Doch, welch’ Veränderung geschah jetzt: Nena war tatsächlich Gast der ZDF-Sendung Helene Fischer Show. Einerseits wurde dies danach gewohnt boshaft begleitet von Schmährufen und Häme in sozialen und professionellen Medien, andererseits lenkt man nun allmählich ein. Das geschieht, indem Befürworter, die vor Wochen, Monaten kaum öffentlich zitiert worden wären, sich äußern dürfen. Hier war es der Musikmanager Thomas Stein.

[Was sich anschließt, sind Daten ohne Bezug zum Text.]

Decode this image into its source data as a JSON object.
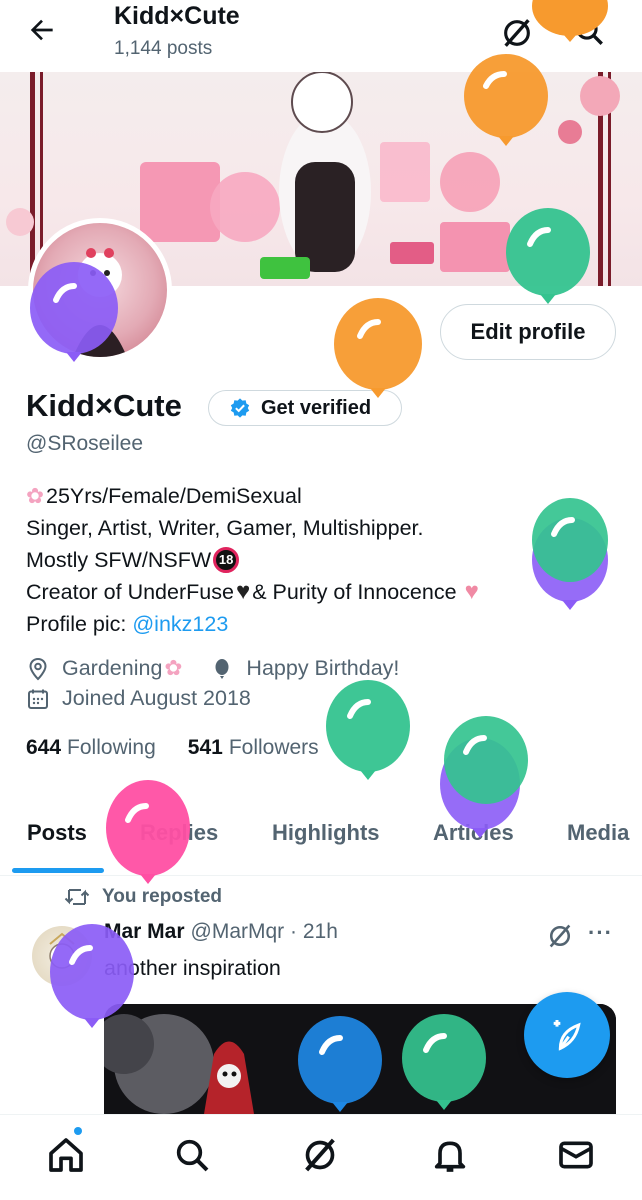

„Ein paar Spießer regen sich auf und machen aus einer Kleinigkeit ein Monument. Das ist typisch.“ Frühere Aussagen der Sängerin, wie zum Beispiel die Aufforderung an ihre Fans, sich über die Hygienevorschriften hinwegzusetzen, empfinde er durchaus als „unglücklich“. Aber dennoch sei Nena eine Künstlerin, „die Menschen mit ihrer Musik seit langer Zeit viel Freude macht. Wir können sie doch jetzt nicht einfach auf Jahrzehnte verbannen.“ Weiter sagte er: „Viele Politiker reden auch jeden Tag dummes Zeug. Ein Auftrittsverbot bekommen sie deswegen auch nicht.“
(Quelle: Focus)

„Wir können sie doch jetzt nicht einfach auf Jahrzehnte verbannen“

Ja, Herr Stein und all die anderen, die ehrlich oder widerstrebend erkennen, was derlei Verbannung der vergangenen Jahre bis heute angerichtet hat und weiter anrichtet: Wir können und dürfen keinen Mitbürger aus unserer Gesellschaft verbannen. Politiker, die dummes Zeug reden und tun, sollten indes zurücktreten.